Here in Great Britain it is Remembrance Sunday.
Today, we commemorate the fallen of two world wars, and all the conflicts which have happened since then, on the Sunday that is closest to the 11th November. And on Armistice Day, at 11 o’clock, on the 11th day of the 11th month, we stand silent for one minute, regardless of where we are, to pay our respects to those who gave their lives for us, and today as the chime of Big Ben resounds over London, we stand for two minutes’ silence.
This year, Prince Charles, the Prince of Wales, laid a wreath on behalf of the Queen, whose wreath is on behalf of the nation. I took the above photo (from the television) and it was a complete chance that as the camera was showing Prince Charles, the shutter of my camera closed just as the television camera then went to Her Majesty, watching the ceremony from the balcony nearby. I find the double portrait quite moving. It is one I would normally discard as not being quite perfect, but by sheer chance I have the monarch and the monarch-in-waiting pictured together.

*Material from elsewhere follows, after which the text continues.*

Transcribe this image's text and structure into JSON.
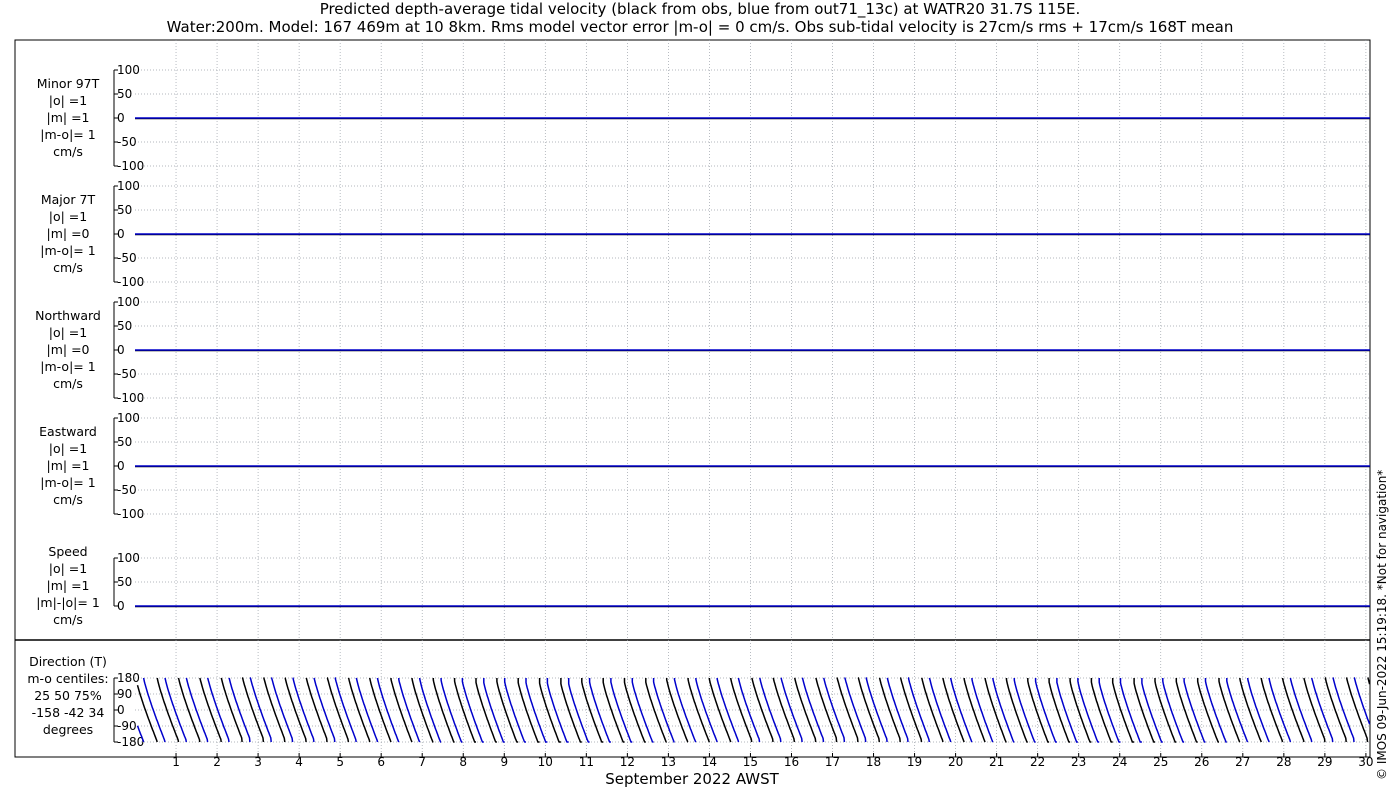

It was a clear, sunny morning in Whitehall, and it’s wonderful how quiet and respectful the many thousands of people are who come each year to this service.
Once everyone is in place, the clergy have taken up their places as well, the royal personages arrive, led this year by the Prince of Wales, with his sons Princes William and Henry (the commentator gave him his correct title of Prince Henry of Wales, today, not Prince Harry as he is known to everyone.) Also there were The Duke of Wessex (Prince Edward), the Princess Royal (Princes Anne), and the Duke of Kent. *I didn’t see The Duke of York (Prince Andrew) – perhaps he was there but I just didn’t see him. Watching from the balcony was, as I showed in my first photo, Her Majesty The Queen and also Prince Philip, Duke of Edinburgh.
*I have just watched (8 pm this evening) some footage of the ceremony and yes, The Duke of York (Prince Andrew) was there, next to Princes William and Henry. Also, The Duchess of Cornwall was on the balcony with HM The Queen and Prince Philip, Duke of Edinburgh.
and on the adjacent balcony, Princess Alexandra of Kent (sister of the Duke of Kent), The Duchess of Cambridge and the Duchess of Wessex.
Apologies for a not very clear photo, I was hoping my camera would focus quickly but it takes its time and I wanted to photograph them before the TV camera showed something else.
The Prince of Wales laid a wreath on behalf of the Queen, which she has always laid on behalf of the nation. And then he laid his own wreath as Prince of Wales, which is always arranged as the Prince of Wales feathers.
There followed wreath-laying by other members of the royal family on behalf of the various armed forces which they represent.
And after the brief service of Remembrance, and the singing of the National Anthem, the service drew to a close, the royals and clergy removed themselves from their positions by The Cenotaph, the national memorial to the fallen designed by Sir Edwin Lutyens, such a simple memorial but so moving in what it represents, upholding the tomb of the unknown soldier.
Above, choristers of The Chapels Royal return indoors after the brief service, their attire remaining the same since the reign or Charles II.
There then followed the wreath-laying by the Government, led by the Prime Minister, Mrs Theresa May, followed by Jeremy Corbyn, for Her Majesty’s Opposition. The various High Commissioners of the many Commonwealth Countries then laid their wreaths, and also the representative for the Royal British Legion who organize this annual commemoration.
Then began the march past, the ex-servicemen and -women, around 9,000 of them, including some Chelsea Pensioners, i.e. veterans who live in The Royal Hospital, Chelsea, in their scarlet uniforms.
This gentleman, and I do hope he won’t mind my using this photograph which I took from the television, served in Korea, and he now lives in the Royal Hospital, which is what the RH on his cap stands for.
It is always a moving service, one in which the nation comes together to remember all those who gave their lives to keep our country and the countries of the commonwealth free from tyranny. May they rest in peace.